According to Uber, the median wage for an UberX driver working at least 40 hours a week in New York City is $90,766 a year. In San Francisco, the median wage for an UberX driver working at least 40 hours a week is $74,191.
Uber’s numbers don’t account for the costs a driver incurs to own and operate a vehicle. Still, the gap in compensation for providing similar services is astounding, and illuminates the power of Uber, which is using its mastery of technology to steadily disrupt the traditional cab industry. Worldwide 20,000 new drivers a month have joined Uber’s platform in 2014.
“New people are flocking to Uber in part due to the money that they can make and due to the flexibility you have, basically being able to decide when you want and where you want to work,” said Rachel Holt, Uber’s regional general manager for the East.
Unlike traditional cab companies, Uber capitalized on the rise of smartphones to better serve customers. It has created a more efficient marketplace for connecting those who want to get a ride, and those offering rides. Uber drivers don’t need to waste time circling blocks, hoping to be in the same place as someone who wants a ride. Less downtime means more fares and more money.
“When I talk to Washington, D.C. drivers they’d say, ‘I never knew there were so many people who wanted a ride on 13th street,’ ” Holt said.
Uber has not revealed the median income for UberX drivers in Washington, or participating cities overall.
Uber’s app connects its network of drivers with users who are in search of a ride. The company takes a 20 percent cut of the fare.
In an Uber-enabled world, every street corner becomes a virtual cab stand. Since being founded in 2009, Uber has expanded to 60 cities in the United States and says it can deliver a ride to 43 percent of Americans within five minutes. An ECONorthwest study Uber commissioned found that the company has a $2.8 billion a year impact on the U.S. economy, through direct, indirect and induced means.
To grow so significantly, the company has brought hundreds of thousands of drivers on board. According to the San Francisco Cab Drivers Association, one third of its drivers ditched their registered cabs in a 12-month span to drive for services such as Uber, Lyft and Sidecar.
As drivers and riders gravitate to Uber, the regulation of traditional cab companies looks like a middleman that adds insufficient value for drivers and customers. Uber’s algorithm can automatically connect drivers with customers in just seconds, eliminating the need for traditional dispatchers, who would take a cut of a driver’s earnings. Cab drivers also have their earnings limited by paying for expensive permits that give them the right to operate a cab. In New York City these are called medallions, and they’ve sold for about $1 million this year.
Medallions began in New York the 1930s as a way to ensure quality, safety and cleanliness, but Uber’s popularity has shown they may not be needed in modern times.

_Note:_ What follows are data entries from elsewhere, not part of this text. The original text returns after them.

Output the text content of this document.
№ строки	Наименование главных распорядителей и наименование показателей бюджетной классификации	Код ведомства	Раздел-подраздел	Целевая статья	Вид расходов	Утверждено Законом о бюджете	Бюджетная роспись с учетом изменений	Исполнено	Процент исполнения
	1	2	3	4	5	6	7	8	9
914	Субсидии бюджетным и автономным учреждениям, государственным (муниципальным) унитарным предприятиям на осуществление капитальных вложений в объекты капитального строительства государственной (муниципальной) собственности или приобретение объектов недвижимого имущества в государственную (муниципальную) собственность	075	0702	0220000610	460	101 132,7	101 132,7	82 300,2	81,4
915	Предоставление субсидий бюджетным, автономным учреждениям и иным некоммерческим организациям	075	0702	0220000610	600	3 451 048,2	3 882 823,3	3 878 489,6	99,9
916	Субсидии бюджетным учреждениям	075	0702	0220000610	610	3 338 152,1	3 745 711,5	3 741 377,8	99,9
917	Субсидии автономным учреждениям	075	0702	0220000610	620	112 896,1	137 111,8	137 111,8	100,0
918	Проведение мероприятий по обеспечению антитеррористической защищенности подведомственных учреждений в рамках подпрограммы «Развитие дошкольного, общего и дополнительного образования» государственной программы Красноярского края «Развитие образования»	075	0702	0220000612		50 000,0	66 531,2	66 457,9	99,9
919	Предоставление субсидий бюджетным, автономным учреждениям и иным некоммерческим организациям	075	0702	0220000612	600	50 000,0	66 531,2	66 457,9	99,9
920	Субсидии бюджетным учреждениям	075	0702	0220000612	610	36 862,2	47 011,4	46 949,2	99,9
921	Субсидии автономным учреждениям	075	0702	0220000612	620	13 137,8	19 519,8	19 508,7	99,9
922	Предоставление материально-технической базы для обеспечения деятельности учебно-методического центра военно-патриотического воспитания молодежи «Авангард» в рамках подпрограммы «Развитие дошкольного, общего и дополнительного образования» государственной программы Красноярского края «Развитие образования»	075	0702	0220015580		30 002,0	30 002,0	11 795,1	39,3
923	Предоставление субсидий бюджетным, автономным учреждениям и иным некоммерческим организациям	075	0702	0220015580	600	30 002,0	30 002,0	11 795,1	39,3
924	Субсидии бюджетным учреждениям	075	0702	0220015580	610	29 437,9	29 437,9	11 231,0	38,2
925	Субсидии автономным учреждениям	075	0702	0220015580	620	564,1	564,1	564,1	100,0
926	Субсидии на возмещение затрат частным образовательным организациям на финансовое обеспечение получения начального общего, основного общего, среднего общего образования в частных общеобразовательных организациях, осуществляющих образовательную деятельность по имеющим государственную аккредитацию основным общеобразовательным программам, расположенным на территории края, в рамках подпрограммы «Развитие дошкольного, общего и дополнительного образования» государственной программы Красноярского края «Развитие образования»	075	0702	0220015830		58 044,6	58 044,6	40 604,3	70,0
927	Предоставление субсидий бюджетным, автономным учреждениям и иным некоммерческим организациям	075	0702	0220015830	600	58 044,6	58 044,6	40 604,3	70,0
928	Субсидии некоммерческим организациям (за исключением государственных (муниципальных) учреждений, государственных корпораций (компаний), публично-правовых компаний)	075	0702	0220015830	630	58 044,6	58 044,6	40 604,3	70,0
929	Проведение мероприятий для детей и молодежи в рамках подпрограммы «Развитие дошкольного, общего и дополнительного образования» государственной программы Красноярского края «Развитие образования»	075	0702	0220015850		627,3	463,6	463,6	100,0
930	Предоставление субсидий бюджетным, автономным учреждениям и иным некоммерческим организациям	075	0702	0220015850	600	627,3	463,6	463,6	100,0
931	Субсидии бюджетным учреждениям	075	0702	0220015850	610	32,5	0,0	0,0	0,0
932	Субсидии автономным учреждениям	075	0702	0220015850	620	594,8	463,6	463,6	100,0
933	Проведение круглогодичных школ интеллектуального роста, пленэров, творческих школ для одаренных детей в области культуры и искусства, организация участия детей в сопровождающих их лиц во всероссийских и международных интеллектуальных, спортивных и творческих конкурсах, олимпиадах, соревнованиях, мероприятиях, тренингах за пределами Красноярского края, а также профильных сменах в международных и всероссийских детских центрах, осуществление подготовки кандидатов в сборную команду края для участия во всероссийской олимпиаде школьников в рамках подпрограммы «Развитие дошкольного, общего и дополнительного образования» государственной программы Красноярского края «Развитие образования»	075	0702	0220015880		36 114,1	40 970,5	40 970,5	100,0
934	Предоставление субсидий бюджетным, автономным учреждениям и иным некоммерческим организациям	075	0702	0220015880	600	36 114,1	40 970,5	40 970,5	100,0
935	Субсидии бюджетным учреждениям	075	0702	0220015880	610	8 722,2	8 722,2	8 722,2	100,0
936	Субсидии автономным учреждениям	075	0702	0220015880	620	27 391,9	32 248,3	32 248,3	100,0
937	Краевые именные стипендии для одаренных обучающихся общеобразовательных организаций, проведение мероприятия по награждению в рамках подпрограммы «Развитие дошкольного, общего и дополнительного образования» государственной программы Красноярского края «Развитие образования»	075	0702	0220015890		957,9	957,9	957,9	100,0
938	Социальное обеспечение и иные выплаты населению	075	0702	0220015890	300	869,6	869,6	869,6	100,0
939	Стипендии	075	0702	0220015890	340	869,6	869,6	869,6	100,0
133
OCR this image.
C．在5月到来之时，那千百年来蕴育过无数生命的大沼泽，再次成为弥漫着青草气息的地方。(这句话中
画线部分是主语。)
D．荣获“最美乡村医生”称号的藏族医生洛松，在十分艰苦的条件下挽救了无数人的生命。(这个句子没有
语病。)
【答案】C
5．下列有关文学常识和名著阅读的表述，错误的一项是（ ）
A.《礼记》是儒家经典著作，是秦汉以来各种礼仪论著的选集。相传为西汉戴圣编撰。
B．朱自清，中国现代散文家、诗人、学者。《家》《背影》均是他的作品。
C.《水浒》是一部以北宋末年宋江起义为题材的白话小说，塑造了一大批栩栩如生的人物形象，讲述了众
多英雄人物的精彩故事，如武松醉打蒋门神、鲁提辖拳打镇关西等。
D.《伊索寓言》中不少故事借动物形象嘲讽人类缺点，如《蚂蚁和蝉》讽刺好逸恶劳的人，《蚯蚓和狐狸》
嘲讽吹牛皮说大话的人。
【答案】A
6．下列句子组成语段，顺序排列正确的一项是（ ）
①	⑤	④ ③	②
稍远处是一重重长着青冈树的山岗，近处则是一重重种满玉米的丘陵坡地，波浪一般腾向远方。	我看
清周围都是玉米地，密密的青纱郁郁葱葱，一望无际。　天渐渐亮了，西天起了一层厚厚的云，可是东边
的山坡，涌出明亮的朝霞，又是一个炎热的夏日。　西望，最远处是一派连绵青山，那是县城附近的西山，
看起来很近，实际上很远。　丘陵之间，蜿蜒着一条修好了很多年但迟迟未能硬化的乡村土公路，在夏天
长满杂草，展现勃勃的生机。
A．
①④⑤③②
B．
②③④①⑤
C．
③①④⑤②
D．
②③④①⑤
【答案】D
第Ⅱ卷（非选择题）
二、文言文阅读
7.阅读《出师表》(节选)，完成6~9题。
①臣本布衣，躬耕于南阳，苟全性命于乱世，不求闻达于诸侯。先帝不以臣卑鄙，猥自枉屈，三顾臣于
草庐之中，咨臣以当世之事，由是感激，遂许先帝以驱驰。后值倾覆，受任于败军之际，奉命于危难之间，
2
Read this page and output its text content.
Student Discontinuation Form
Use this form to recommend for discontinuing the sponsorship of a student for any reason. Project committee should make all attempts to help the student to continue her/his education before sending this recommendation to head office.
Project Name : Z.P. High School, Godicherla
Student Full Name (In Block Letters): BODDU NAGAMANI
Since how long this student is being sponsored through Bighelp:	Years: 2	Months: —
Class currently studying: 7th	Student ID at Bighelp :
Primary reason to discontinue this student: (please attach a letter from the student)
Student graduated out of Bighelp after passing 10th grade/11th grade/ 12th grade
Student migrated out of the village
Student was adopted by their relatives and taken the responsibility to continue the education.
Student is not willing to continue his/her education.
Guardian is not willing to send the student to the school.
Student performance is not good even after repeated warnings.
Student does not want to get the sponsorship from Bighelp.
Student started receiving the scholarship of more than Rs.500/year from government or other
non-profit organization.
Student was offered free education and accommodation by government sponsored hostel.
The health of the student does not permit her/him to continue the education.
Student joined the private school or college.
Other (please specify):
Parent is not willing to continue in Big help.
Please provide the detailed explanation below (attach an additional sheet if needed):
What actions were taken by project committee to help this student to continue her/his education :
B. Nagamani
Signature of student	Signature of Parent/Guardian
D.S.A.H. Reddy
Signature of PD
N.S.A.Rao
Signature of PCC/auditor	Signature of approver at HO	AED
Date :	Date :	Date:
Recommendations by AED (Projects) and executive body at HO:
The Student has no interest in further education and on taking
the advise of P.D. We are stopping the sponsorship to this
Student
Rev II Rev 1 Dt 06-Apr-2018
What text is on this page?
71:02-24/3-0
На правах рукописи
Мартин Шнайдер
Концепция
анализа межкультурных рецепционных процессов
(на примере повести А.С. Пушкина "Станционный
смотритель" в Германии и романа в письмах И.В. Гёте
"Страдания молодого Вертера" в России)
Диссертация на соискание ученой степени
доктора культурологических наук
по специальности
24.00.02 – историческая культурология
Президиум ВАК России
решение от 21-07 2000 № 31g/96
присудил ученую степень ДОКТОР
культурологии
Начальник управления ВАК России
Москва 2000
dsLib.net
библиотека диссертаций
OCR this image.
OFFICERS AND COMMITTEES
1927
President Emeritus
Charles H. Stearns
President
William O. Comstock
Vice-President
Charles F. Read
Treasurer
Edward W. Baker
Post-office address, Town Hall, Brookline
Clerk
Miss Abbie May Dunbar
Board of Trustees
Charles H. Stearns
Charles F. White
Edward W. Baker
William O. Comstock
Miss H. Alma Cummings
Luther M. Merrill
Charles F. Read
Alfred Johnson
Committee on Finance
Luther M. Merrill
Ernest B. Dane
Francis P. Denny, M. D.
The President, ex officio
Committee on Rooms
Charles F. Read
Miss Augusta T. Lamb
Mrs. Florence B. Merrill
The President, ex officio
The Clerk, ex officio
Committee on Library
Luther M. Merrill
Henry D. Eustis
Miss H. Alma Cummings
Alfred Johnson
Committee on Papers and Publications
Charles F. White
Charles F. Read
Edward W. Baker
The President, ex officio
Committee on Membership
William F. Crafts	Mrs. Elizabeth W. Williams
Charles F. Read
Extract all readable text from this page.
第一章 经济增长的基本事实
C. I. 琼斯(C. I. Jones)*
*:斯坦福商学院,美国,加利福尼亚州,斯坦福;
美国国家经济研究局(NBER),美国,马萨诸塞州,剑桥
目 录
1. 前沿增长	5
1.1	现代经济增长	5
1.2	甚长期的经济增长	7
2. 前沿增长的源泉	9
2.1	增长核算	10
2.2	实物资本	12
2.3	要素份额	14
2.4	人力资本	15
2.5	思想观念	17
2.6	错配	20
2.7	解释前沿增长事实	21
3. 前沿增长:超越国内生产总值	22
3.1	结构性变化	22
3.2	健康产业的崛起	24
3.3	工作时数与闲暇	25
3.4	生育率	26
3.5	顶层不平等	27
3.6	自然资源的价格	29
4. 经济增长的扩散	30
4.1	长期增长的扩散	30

Uber has its own methods of ensuring quality, including crowdsourcing. Instead of relying on a small group of paid regulators to monitor cars, Uber riders do this with every trip. By letting riders and drivers rate each other, everyone in the system has an idea of the quality of the other person they’re working with.
Between that crowdsourced quality assurance — in addition to its own background and insurance checks — Uber’s system is clearly working. The company has been valued at $17 billion, and some suggest it’ll be the next $100 billion company as it creates a “digital mesh,” to fill the logistical needs of every city resident. But first, expect them to pop the bubble on medallions.